I may be on my sixth therapist but who’s counting. I love that light feeling I used to get when I was walking out of the office after the appointment. Like I’d just been too confessional. Thing always felt more hopeful, even if they really weren’t.
Late last year, my then therapy gal told me she’d gotten a job in the big city and we were breaking up. She was really sweet and I hated to see her go but I knew I’d been sliding and gliding with her. I had done my work but I knew there was bigger work to be done and I needed bigger guns to do it.
Enter my new therapist Kathleen who is keenly aware of what I need to do to move myself on. And she gave me some feedback this week that smarted. Because sometimes I need compliments and sometimes I need truth. And I need new materials to mentally devour that aid in my processing.
Seems strange but in all my reading and studying up on self-help stuff, I apparently never studied cognitive therapy. Quick summation of this technique/concept: If you’re depressed, it means you’re having sad thoughts. And these give you sad feelings. And more often than not, those first thoughts you had are based on some illogical distortions that you have used to process your life since forever. When the bad feelings “validate” the bad thoughts, you are full circle. Your original feeling must be truth. Makes sense in the moment.
What if the first thought includes an “always” statement or a “never” statement. Like “I always lose” and “I’ll never win”. These are probably not truths but there you go basing your feelings on that self-fed misinformation over and over and over. A pattern has formed in my life that has so ensconced “never” and “always” in my psychic garden that I’m having a tough time pulling them out.
As outlined in David D. Burns, MD’s book Feeling Good The New Mood Therapy, there are 10 “cognitive distortions” us thinkers use regularly and I spoke about them in Summer’s Stutter Start. Like the 20 something fallacies I had to learn in my college Logic class, they’re like equations that once you’ve become familiar with them, you can recognize them again when they’re laid out. And you can either choose to believe them again or call them out for the phonies that they are.
My most popular distortion recently seems to be over-generalization where I see something bad happening and then assume it will always be like that. Three weeks ago, Fiona got sick. Her schedule was thrown off, she was clingy, waking up all night, and generally life wasn’t much fun. The next week, I believe she was getting her molars in. Another week of not quite rightness and I could only expect that the rest of my life with this child was going to ridiculously hard and exhausting.
Those thoughts stressed me out and my eye twitch returned for an encore jiggity-jig. And then the following week, she’s lovely. She’s talking and playing on her own and napping. And I think, “Hey wasn’t she supposed to be terrible for the rest of our lives? “. This isn’t the first time I’ve concluded another distortion called Catastophrization. Or how about The Fortune Teller Error as in “I can see that it will always turn out badly”. Why try right?
So here I am really starting to realize that my thought processes are a little hinky when my therapist, with mere seconds on the clock before her alarm sounds, gives me this :
I tend to look for things I know I’ll fall short on instead of giving myself credit for my accomplishments.
I had to write that one down. Then I felt sad. That seems like such a mean thing to do to somebody. If this was my daughter, wouldn’t I praise her efforts and her accomplishments? Wouldn’t I smooth over the crappy stuff and help her focus on the hopeful skill building fun future stuff? Yuck.

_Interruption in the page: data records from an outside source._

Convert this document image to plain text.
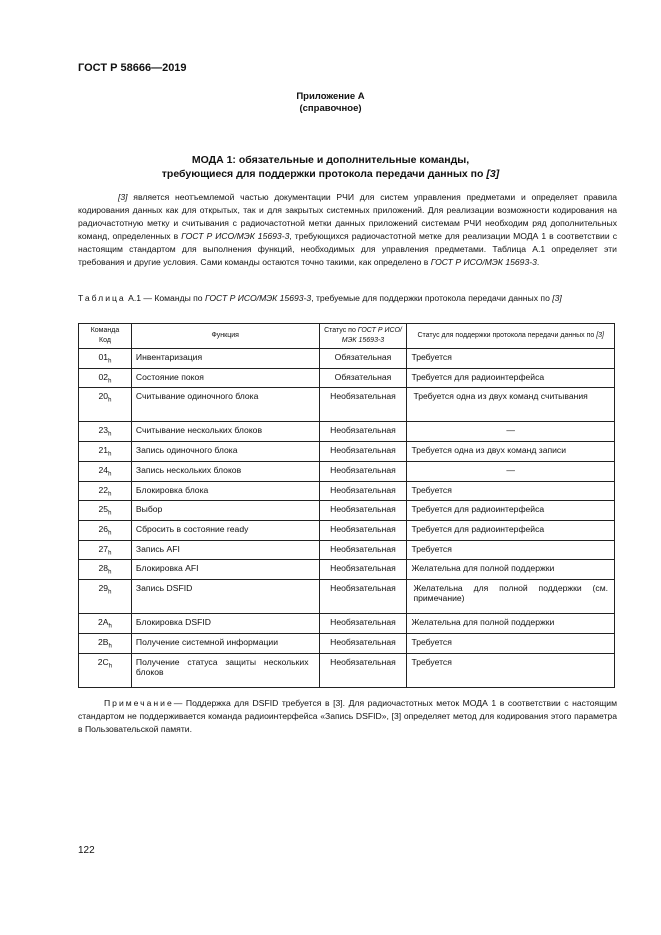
ГОСТ Р 58666—2019
Приложение А
(справочное)
МОДА 1: обязательные и дополнительные команды,
требующиеся для поддержки протокола передачи данных по [3]
[3] является неотъемлемой частью документации РЧИ для систем управления предметами и определяет правила кодирования данных как для открытых, так и для закрытых системных приложений. Для реализации возможности кодирования на радиочастотную метку и считывания с радиочастотной метки данных приложений системам РЧИ необходим ряд дополнительных команд, определенных в ГОСТ Р ИСО/МЭК 15693-3, требующихся радиочастотной метке для реализации МОДА 1 в соответствии с настоящим стандартом для выполнения функций, необходимых для управления предметами. Таблица А.1 определяет эти требования и другие условия. Сами команды остаются точно такими, как определено в ГОСТ Р ИСО/МЭК 15693-3.
Таблица А.1 — Команды по ГОСТ Р ИСО/МЭК 15693-3, требуемые для поддержки протокола передачи данных по [3]
Команда
Код	Функция	Статус по ГОСТ Р ИСО/МЭК 15693-3	Статус для поддержки протокола передачи данных по [3]
$01_h$	Инвентаризация	Обязательная	Требуется
$02_h$	Состояние покоя	Обязательная	Требуется для радиоинтерфейса
$20_h$	Считывание одиночного блока	Необязательная	Требуется одна из двух команд считывания
$23_h$	Считывание нескольких блоков	Необязательная	—
$21_h$	Запись одиночного блока	Необязательная	Требуется одна из двух команд записи
$24_h$	Запись нескольких блоков	Необязательная	—
$22_h$	Блокировка блока	Необязательная	Требуется
$25_h$	Выбор	Необязательная	Требуется для радиоинтерфейса
$26_h$	Сбросить в состояние ready	Необязательная	Требуется для радиоинтерфейса
$27_h$	Запись AFI	Необязательная	Требуется
$28_h$	Блокировка AFI	Необязательная	Желательна для полной поддержки
$29_h$	Запись DSFID	Необязательная	Желательна для полной поддержки (см. примечание)
$2A_h$	Блокировка DSFID	Необязательная	Желательна для полной поддержки
$2B_h$	Получение системной информации	Необязательная	Требуется
$2C_h$	Получение статуса защиты нескольких блоков	Необязательная	Требуется
Примечание— Поддержка для DSFID требуется в [3]. Для радиочастотных меток МОДА 1 в соответствии с настоящим стандартом не поддерживается команда радиоинтерфейса «Запись DSFID», [3] определяет метод для кодирования этого параметра в Пользовательской памяти.
122
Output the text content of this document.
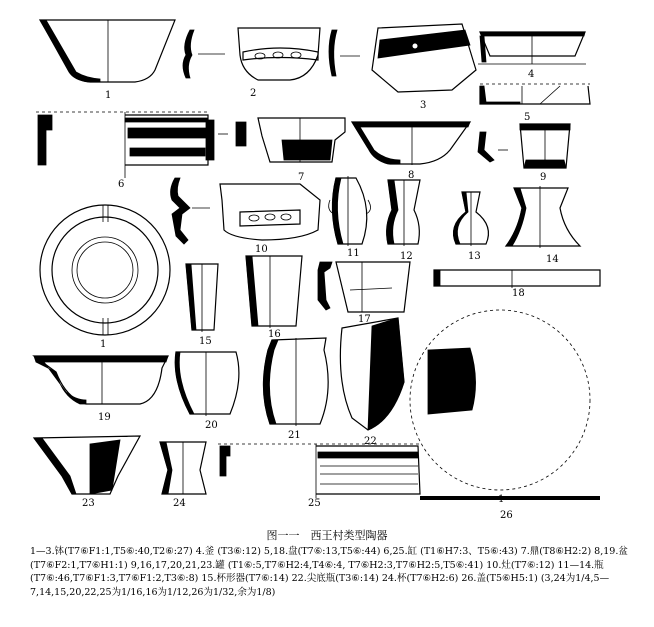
1	2
3
4
5
6
7	8	9
10	11	12	13	14
1	15
16
17
18
22
19
20
21
23	24	25
26
图一一　西王村类型陶器
1—3.钵(T7⑥F1:1,T5⑥:40,T2⑥:27) 4.釜 (T3⑥:12) 5,18.盘(T7⑥:13,T5⑥:44) 6,25.缸 (T1⑥H7:3、T5⑥:43) 7.鼎(T8⑥H2:2) 8,19.盆(T7⑥F2:1,T7⑥H1:1) 9,16,17,20,21,23.罐 (T1⑥:5,T7⑥H2:4,T4⑥:4, T7⑥H2:3,T7⑥H2:5,T5⑥:41) 10.灶(T7⑥:12) 11—14.瓶 (T7⑥:46,T7⑥F1:3,T7⑥F1:2,T3⑥:8) 15.杯形器(T7⑥:14) 22.尖底瓶(T3⑥:14) 24.杯(T7⑥H2:6) 26.盖(T5⑥H5:1) (3,24为1/4,5—7,14,15,20,22,25为1/16,16为1/12,26为1/32,余为1/8)
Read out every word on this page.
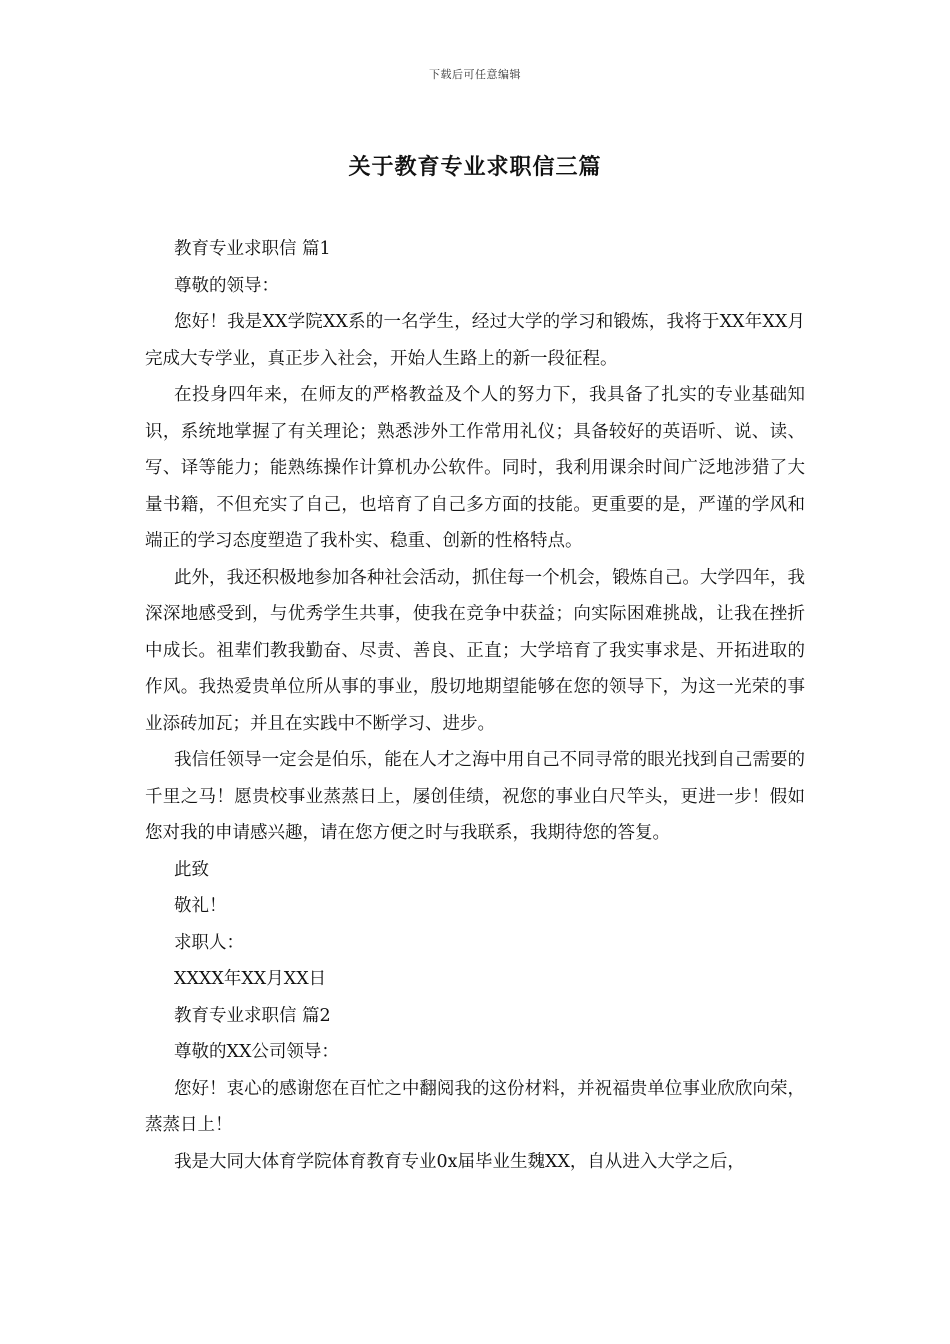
下载后可任意编辑
关于教育专业求职信三篇

教育专业求职信 篇1

尊敬的领导：

您好！我是XX学院XX系的一名学生，经过大学的学习和锻炼，我将于XX年XX月完成大专学业，真正步入社会，开始人生路上的新一段征程。

在投身四年来，在师友的严格教益及个人的努力下，我具备了扎实的专业基础知识，系统地掌握了有关理论；熟悉涉外工作常用礼仪；具备较好的英语听、说、读、写、译等能力；能熟练操作计算机办公软件。同时，我利用课余时间广泛地涉猎了大量书籍，不但充实了自己，也培育了自己多方面的技能。更重要的是，严谨的学风和端正的学习态度塑造了我朴实、稳重、创新的性格特点。

此外，我还积极地参加各种社会活动，抓住每一个机会，锻炼自己。大学四年，我深深地感受到，与优秀学生共事，使我在竞争中获益；向实际困难挑战，让我在挫折中成长。祖辈们教我勤奋、尽责、善良、正直；大学培育了我实事求是、开拓进取的作风。我热爱贵单位所从事的事业，殷切地期望能够在您的领导下，为这一光荣的事业添砖加瓦；并且在实践中不断学习、进步。

我信任领导一定会是伯乐，能在人才之海中用自己不同寻常的眼光找到自己需要的千里之马！愿贵校事业蒸蒸日上，屡创佳绩，祝您的事业白尺竿头，更进一步！假如您对我的申请感兴趣，请在您方便之时与我联系，我期待您的答复。

此致

敬礼！

求职人：

XXXX年XX月XX日

教育专业求职信 篇2

尊敬的XX公司领导：

您好！衷心的感谢您在百忙之中翻阅我的这份材料，并祝福贵单位事业欣欣向荣，蒸蒸日上！

我是大同大体育学院体育教育专业0x届毕业生魏XX，自从进入大学之后，
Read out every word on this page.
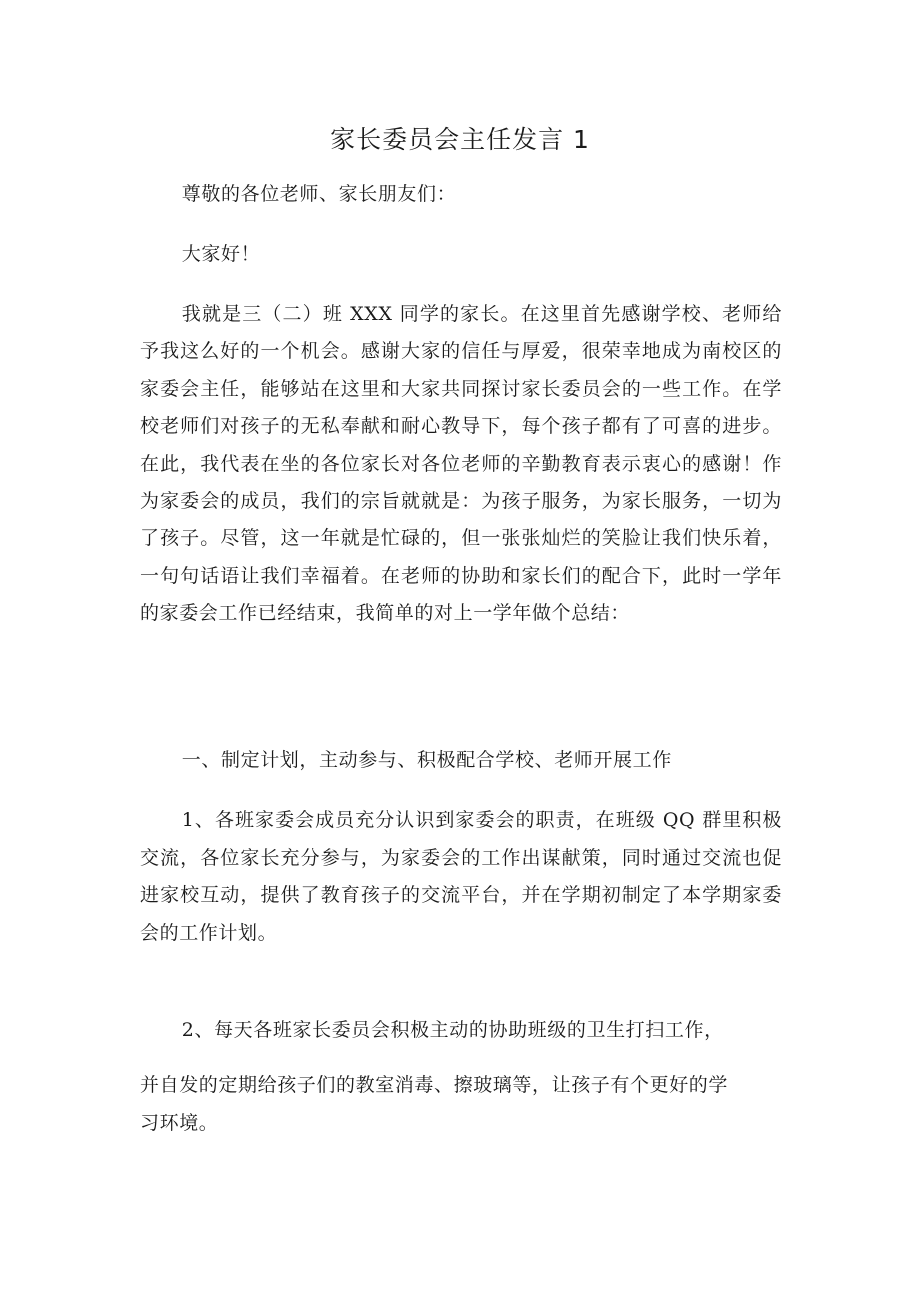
家长委员会主任发言 1

尊敬的各位老师、家长朋友们：

大家好！

我就是三（二）班 XXX 同学的家长。在这里首先感谢学校、老师给予我这么好的一个机会。感谢大家的信任与厚爱，很荣幸地成为南校区的家委会主任，能够站在这里和大家共同探讨家长委员会的一些工作。在学校老师们对孩子的无私奉献和耐心教导下，每个孩子都有了可喜的进步。在此，我代表在坐的各位家长对各位老师的辛勤教育表示衷心的感谢！作为家委会的成员，我们的宗旨就就是：为孩子服务，为家长服务，一切为了孩子。尽管，这一年就是忙碌的，但一张张灿烂的笑脸让我们快乐着，一句句话语让我们幸福着。在老师的协助和家长们的配合下，此时一学年的家委会工作已经结束，我简单的对上一学年做个总结：

一、制定计划，主动参与、积极配合学校、老师开展工作

1、各班家委会成员充分认识到家委会的职责，在班级 QQ 群里积极交流，各位家长充分参与，为家委会的工作出谋献策，同时通过交流也促进家校互动，提供了教育孩子的交流平台，并在学期初制定了本学期家委会的工作计划。

2、每天各班家长委员会积极主动的协助班级的卫生打扫工作，

并自发的定期给孩子们的教室消毒、擦玻璃等，让孩子有个更好的学
习环境。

From an article written by Alice Boyes, PhD on the Psychology Today blog, a little overview of Cognitive Distortions and
– Mindful awareness –You have to catch yourself having cognitive distortions to be able to do anything about them,
– Consider Other Possible Outcomes
Consider positive predictions, neutral predictions, and mildly negative predictions, not just very negative predictions.
– Make a Distinction Between Significantly Unpleasant and Catastrophe
Key to overcoming catastrophizing is making a distinction between something being significantly unpleasant and it being a catastrophe. Failing an important exam would be extremely distressing but it does not doom the person to a life of failure.
– Increase your perception of your ability to cope.
If you believe you can cope with negative events, anxiety will be much less of a problem for you “
That last one is about self-efficacy. I am in dour need of upping my self-efficacy. I’ll be studying my cheat sheet of cognitive distortions to help my mind learning along and shove the happy life hot air balloon higher up into the sky.
And for your clarity, you can contract with a therapist for a specific amount of time with certain goals in mind. They make an action plan or a “treatment plan” with an end date on it. My plans are to work on seeing my potential and build my esteem around my writing and blogging. I can imagine many people don’t want to start therapy because it seems endless. There is another way.Doable chunks.
Let me know what you think about any or all of this. And if you have any questions, don’t hesitate to ask.
If you can’t tell, I don’t mind talking honestly.